Statistical Modeling of Univariate Multimodal Data

TL;DR

This paper introduces a non-parametric, hyperparameter-free method for partitioning univariate data into unimodal subsets using density valley detection, and models each subset with a Uniform Mixture Model to form a hierarchical unimodal mixture model.

Contribution

It proposes a novel recursive splitting method based on density valleys and constructs a hierarchical unimodal mixture model without requiring prior parameters.

Findings

Accurately partitions data into unimodal subsets.

Effectively models each subset with a UMM.

Demonstrates superior performance in clustering and density estimation.

Abstract

Unimodality constitutes a key property indicating grouping behavior of the data around a single mode of its density.

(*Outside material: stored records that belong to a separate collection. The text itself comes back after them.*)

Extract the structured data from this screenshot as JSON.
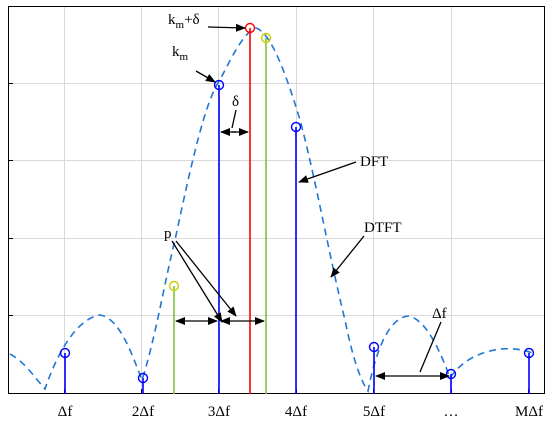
{
  "figure": {
    "colors": {
      "dtft": "#1f77d4",
      "dft_stem": "#0000ff",
      "peak": "#ff0000",
      "aux": "#7fbf3f",
      "aux_marker": "#cccc00",
      "grid": "#d9d9d9",
      "axis": "#000000"
    },
    "x_ticks": [
      "Δf",
      "2Δf",
      "3Δf",
      "4Δf",
      "5Δf",
      "…",
      "MΔf"
    ],
    "labels": {
      "km_delta": {
        "main": "k",
        "sub": "m",
        "tail": "+δ"
      },
      "km": {
        "main": "k",
        "sub": "m"
      },
      "delta": "δ",
      "p": "p",
      "dft": "DFT",
      "dtft": "DTFT",
      "df": "Δf"
    }
  }
}
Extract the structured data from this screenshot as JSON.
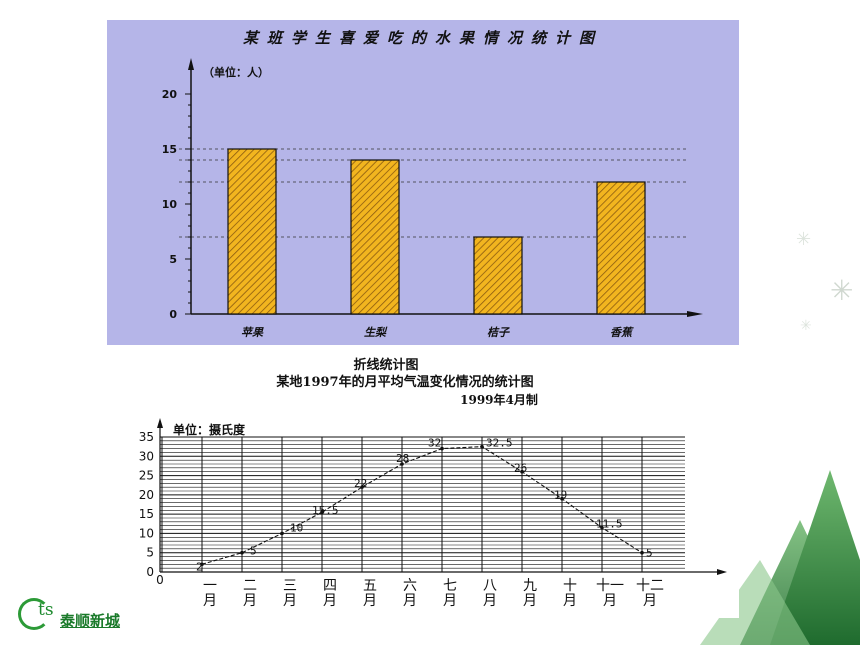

We propose a method that partitions univariate data into unimodal subsets through recursive splitting around valley points of the data density. For valley point detection, we introduce properties of critical points on the convex hull of the empirical cumulative density function (ecdf) plot that provide indications on the existence of density valleys. Next, we apply a unimodal data modeling approach that provides a statistical model for each obtained unimodal subset in the form of a Uniform Mixture Model (UMM). Consequently, a hierarchical statistical model of the initial dataset is obtained in the form of a mixture of UMMs, named as the Unimodal Mixture Model (UDMM). The proposed method is non-parametric, hyperparameter-free, automatically estimates the number of unimodal subsets and provides accurate statistical models as indicated by experimental results on clustering and density estimation tasks.